With its place in the history books solidified by its technologies and accomplishments, you would assume it would have to compromise in other areas to be this good. Areas like aesthetics. Guess again, because the Black Shadow is by far one of the best looking motorcycles I have ever seen. It’s styling and design are so unique that I truly believe it hasn’t been outdone, and that’s not for lack of trying.

onlymotorbikes.com

So how does Falcon’s take compare? It’s hard to put it into words how well they did with this build. It’s just as stylish as the original, yet boutique enough to be original. They intelligently followed the mold laid down by Vincent, mixing it up where they could. The frame is a near copy of the original, sharing the same shock location. The rear triangle has been redesigned elongating the wheelbase by 2-inches. With the added stability it makes sense to have a more streamline gas tank, one that is an utter art piece. Between the beautiful gas cap and the cut out for the Carburetor velocity stack the tank is perfect for a build of this nature. Both gorgeous and functional. It’s worth nothing Falcon Motorcycles has a second one-gallon tank for those spirited nights where you’ll do anything to go as fast as possible.

www.falconmotorcycles.com

The suspension may look vintage, but it is sporting all new guts to keep up with modern trends.

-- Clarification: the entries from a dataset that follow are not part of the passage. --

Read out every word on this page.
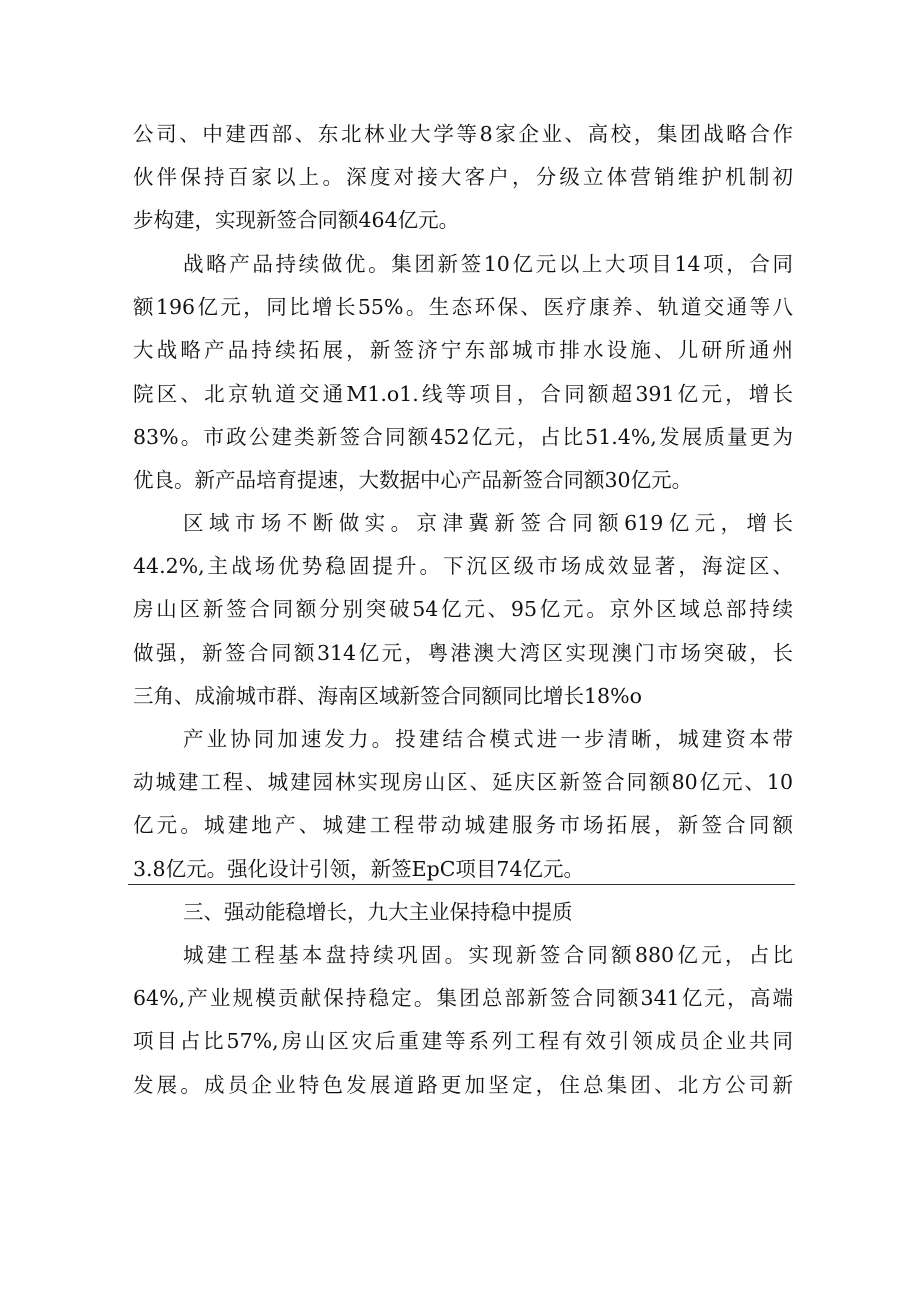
公司、中建西部、东北林业大学等8家企业、高校，集团战略合作
伙伴保持百家以上。深度对接大客户，分级立体营销维护机制初
步构建，实现新签合同额464亿元。
战略产品持续做优。集团新签10亿元以上大项目14项，合同
额196亿元，同比增长55%。生态环保、医疗康养、轨道交通等八
大战略产品持续拓展，新签济宁东部城市排水设施、儿研所通州
院区、北京轨道交通M1.o1.线等项目，合同额超391亿元，增长
83%。市政公建类新签合同额452亿元，占比51.4%,发展质量更为
优良。新产品培育提速，大数据中心产品新签合同额30亿元。
区域市场不断做实。京津冀新签合同额619亿元，增长
44.2%,主战场优势稳固提升。下沉区级市场成效显著，海淀区、
房山区新签合同额分别突破54亿元、95亿元。京外区域总部持续
做强，新签合同额314亿元，粤港澳大湾区实现澳门市场突破，长
三角、成渝城市群、海南区域新签合同额同比增长18%o
产业协同加速发力。投建结合模式进一步清晰，城建资本带
动城建工程、城建园林实现房山区、延庆区新签合同额80亿元、10
亿元。城建地产、城建工程带动城建服务市场拓展，新签合同额
3.8亿元。强化设计引领，新签EpC项目74亿元。
三、强动能稳增长，九大主业保持稳中提质
城建工程基本盘持续巩固。实现新签合同额880亿元，占比
64%,产业规模贡献保持稳定。集团总部新签合同额341亿元，高端
项目占比57%,房山区灾后重建等系列工程有效引领成员企业共同
发展。成员企业特色发展道路更加坚定，住总集团、北方公司新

The rear shocks and ‘Girdaulic’ forks are housing modern gas units disguised as vintage parts. On top of that the front fork is built in house to resemble the Shadow, although shortened and of course lighter to increase performance. Even the 8-inch drum brakes are built in house, mimicking the units you would find on a Black Lighting race bike back in its hay day.

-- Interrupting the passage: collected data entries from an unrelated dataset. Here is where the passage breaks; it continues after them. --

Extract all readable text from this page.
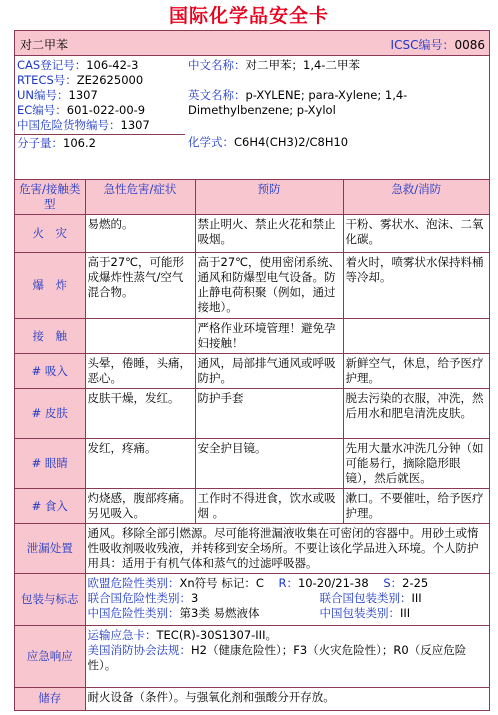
国际化学品安全卡
对二甲苯	ICSC编号：0086
CAS登记号：106-42-3
RTECS号：ZE2625000
UN编号：1307
EC编号：601-022-00-9
中国危险货物编号：1307
分子量：106.2
中文名称：对二甲苯；1,4-二甲苯
英文名称：p-XYLENE; para-Xylene; 1,4-Dimethylbenzene; p-Xylol
化学式：C6H4(CH3)2/C8H10
危害/接触类型	急性危害/症状	预防	急救/消防
火　灾	易燃的。	禁止明火、禁止火花和禁止吸烟。	干粉、雾状水、泡沫、二氧化碳。
爆　炸	高于27℃，可能形成爆炸性蒸气/空气混合物。	高于27℃，使用密闭系统、通风和防爆型电气设备。防止静电荷积聚（例如，通过接地）。	着火时，喷雾状水保持料桶等冷却。
接　触		严格作业环境管理！避免孕妇接触！	
# 吸入	头晕，倦睡，头痛，恶心。	通风，局部排气通风或呼吸防护。	新鲜空气，休息，给予医疗护理。
# 皮肤	皮肤干燥，发红。	防护手套	脱去污染的衣服，冲洗，然后用水和肥皂清洗皮肤。
# 眼睛	发红，疼痛。	安全护目镜。	先用大量水冲洗几分钟（如可能易行，摘除隐形眼镜），然后就医。
# 食入	灼烧感，腹部疼痛。另见吸入。	工作时不得进食，饮水或吸烟 。	漱口。不要催吐，给予医疗护理。
泄漏处置	通风。移除全部引燃源。尽可能将泄漏液收集在可密闭的容器中。用砂土或惰性吸收剂吸收残液，并转移到安全场所。不要让该化学品进入环境。个人防护用具：适用于有机气体和蒸气的过滤呼吸器。		
包装与标志	欧盟危险性类别：Xn符号 标记：C R：10-20/21-38 S：2-25
联合国危险性类别：3 联合国包装类别：III
中国危险性类别：第3类 易燃液体 中国包装类别：III		

应急响应	运输应急卡：TEC(R)-30S1307-III。
美国消防协会法规：H2（健康危险性）；F3（火灾危险性）；R0（反应危险性）。		

储存	耐火设备（条件）。与强氧化剂和强酸分开存放。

The detailing is intangible, with each piece being well thought out and perfectly placed. It’s the same level of detail that Vincent put into the bikes when they originally manufactured them back in the 50’s. They claim the Black Falcon will do every bit of 140mph, which I believe. I just don’t know why you would want to go that fast on such a beautiful bike. It could have a top speed of 28mph and I would be happy with it, I mean just look at it. But to keep with Vincent lore it must be both, a rolling example of perfection. It will never replace what Vincent created all those moons ago, but it’s a fitting tribute.